The observed patterns of local adaptation translate to a massive imprint on nature’s calendar, making geographic variation in the timing of natural events more pronounced in spring and less pronounced in autumn. Since organisms have evolved to respond differently in different areas, it will take further evolution to adjust to the new climate.
In nature, species’ activities are timed to their environment. For plants to bloom when their pollinators are around, for birds to breed when there is food for their chicks – and then to leave before snow covers the ground – they must follow cues in their environment.
“One such cue relates to temperatures: in warm years, all types of events tend to occur early, and in cold years, they tend to occur late. How much events shift with shifts in temperature is described by something that we call a “reaction norm”,” explains Professor Tomas Roslin, one of the lead authors of the study, who runs twin research teams at both the University of Helsinki and in Uppsala, at the Swedish University of Agricultural Sciences.
Since keeping track of the seasons is so important, it can be subject to selection in nature. As a result, species’ reaction norms can be adapted to their local environment. With a given shift in the cue, individuals in one place may shift the timing of their activity more than in another. Now, what happens when the local environment changes – as it is now doing across the world?

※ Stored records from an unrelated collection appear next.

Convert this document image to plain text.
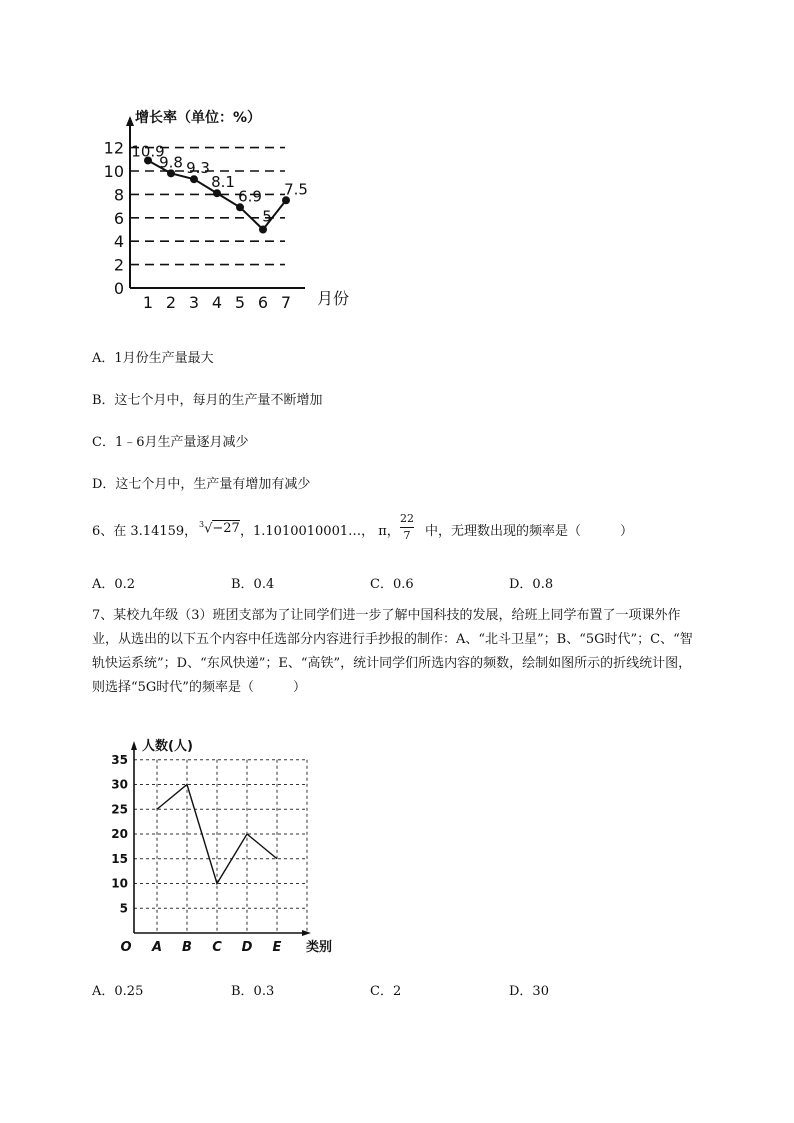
0
2
4
6
8
10
12
增长率（单位：%）
1 2 3 4 5 6 7 月份
10.9
9.8 9.3
8.1
6.9
5
7.5
A．1月份生产量最大
B．这七个月中，每月的生产量不断增加
C．1﹣6月生产量逐月减少
D．这七个月中，生产量有增加有减少
6、在 3.14159， $^3$√−27 ，1.1010010001…， π，
22
7	中，无理数出现的频率是（　　　）
A．0.2	B．0.4	C．0.6	D．0.8
7、某校九年级（3）班团支部为了让同学们进一步了解中国科技的发展，给班上同学布置了一项课外作业，从选出的以下五个内容中任选部分内容进行手抄报的制作：A、“北斗卫星”；B、“5G时代”；C、“智轨快运系统”；D、“东风快递”；E、“高铁”，统计同学们所选内容的频数，绘制如图所示的折线统计图，则选择“5G时代”的频率是（　　　）
人数(人)
5
10
15
20
25
30
35
O A B C D E 类别
A．0.25	B．0.3	C．2	D．30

To answer this question, researchers have compiled meticulously collected observations of hundreds of seasonal phenomena made over decades at several hundred sites throughout the former Soviet Union. This massive data set has opened an unprecedented opportunity to explore climate change responses over an enormous area and over an enormous time scale.
Large local differences in how species respond to year-to-year variation
“We looked at events ranging from the first song of the great tit through the appearance of the common toad and the appearance of the first porcini mushroom to the end of birch leaf fall,” says Maria Delgado, the other lead author of the study, from the Oviedo University in Spain. “What we saw was a general rigidity in species’ response to year-to-year variation in climate, i.e. the earlier the year, the more did the timing of the phenological event lag behind the timing of the cue from temperatures.”

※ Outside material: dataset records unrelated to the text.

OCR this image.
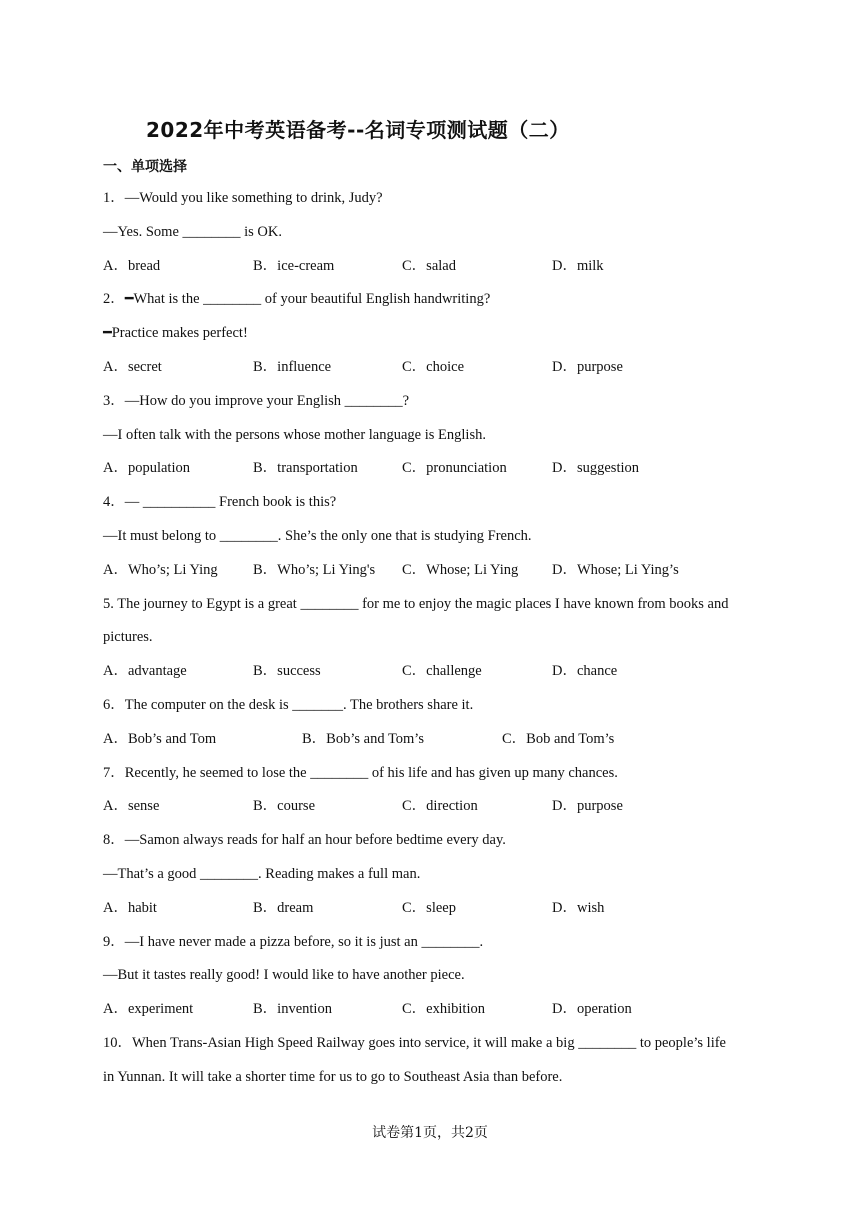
2022年中考英语备考--名词专项测试题（二）
一、单项选择
1．—Would you like something to drink, Judy?
—Yes. Some ________ is OK.
A．bread	B．ice-cream	C．salad	D．milk
2．━What is the ________ of your beautiful English handwriting?
━Practice makes perfect!
A．secret	B．influence	C．choice	D．purpose
3．—How do you improve your English ________?
—I often talk with the persons whose mother language is English.
A．population	B．transportation	C．pronunciation	D．suggestion
4．— __________ French book is this?
—It must belong to ________. She’s the only one that is studying French.
A．Who’s; Li Ying B．Who’s; Li Ying's C．Whose; Li Ying D．Whose; Li Ying’s
5. The journey to Egypt is a great ________ for me to enjoy the magic places I have known from books and
pictures.
A．advantage	B．success	C．challenge	D．chance
6．The computer on the desk is _______. The brothers share it.
A．Bob’s and Tom	B．Bob’s and Tom’s	C．Bob and Tom’s
7．Recently, he seemed to lose the ________ of his life and has given up many chances.
A．sense	B．course	C．direction	D．purpose
8．—Samon always reads for half an hour before bedtime every day.
—That’s a good ________. Reading makes a full man.
A．habit	B．dream	C．sleep	D．wish
9．—I have never made a pizza before, so it is just an ________.
—But it tastes really good! I would like to have another piece.
A．experiment	B．invention	C．exhibition	D．operation
10．When Trans-Asian High Speed Railway goes into service, it will make a big ________ to people’s life
in Yunnan. It will take a shorter time for us to go to Southeast Asia than before.
试卷第1页，共2页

“On top of this, we saw large differences between seasons and sites. Differences in the reaction norms of different sites accentuated phenological responses in the spring and dampened them in the autumn. As a result, among population variation in the timing of events is greater in the spring and less in the autumn than if all populations followed the same reaction norm. Overall, such patterns will affect species’ response to climate change in opposite ways in spring and autumn.”
Built on a strength in numbers
The data forming the basis of the study is quite the story, since they build on a previously uncovered archive of nature’s calendar. For many decades – in some cases a full century – scientists have been recording events in more than 150 protected areas across the former Soviet Union. These data were meticulously compiled as an annual report, one for each protected area. For the longest time, this unique scientific contribution then laid hidden in the archives.
“But over the past decade, we have now been trying to mobilize these data. To this end, we have been working with an amazing group of more than 300 colleagues in over 80 organizations from Russia, Ukraine, Belarus, Kyrgyzstan, and Uzbekistan,” explains Evgeniy Meyke, who together with Otso Ovaskainen coordinated the data basing of the enormous material from the University of Helsinki.
Now compiled, The Chronicles of Nature program provides an archive exceptional in almost every aspect: It is comprehensive in nature, and spans over all sorts of species and events, long time periods (almost a century), large areas (half of Asia), and it has been systematically collected by dedicated, full time scientific staff. Many to the participating scientists have spent their entire life in collecting these data, and at the time of publication, six were already deceased. The current paper is thus a homage to their work.
“This has been a thrilling journey – and it is only a beginning. We are excited by the enthusiasm of the environmental science professionals who initiated this collaboration. They gave the world an opportunity to connect with the results of their life long work, which had remained mostly unknown to the international scientific community,” says Otso Ovaskainen, Professor of mathematical ecology at the University of Helsinki, and the primus motor behind the project. “Sadly, in most of the participating countries, protected areas and their staff are currently facing tough challenges. We hope that our findings will summon the interest of the international community, and focus attention on the global importance of these areas and the irreplaceable scientific work done by their staff. Should these time series break, there is no way to re-forge them.”
Delgado, M. d., Roslin, T., [200 authors] & Ovaskainen, O. 2020. Differences in spatial versus temporal reaction norms for spring and autumn phenological events. Proceedings of the National Academy of Sciences of the United States of America, www.pnas.org/cgi/doi/10.1073/pnas.2002713117.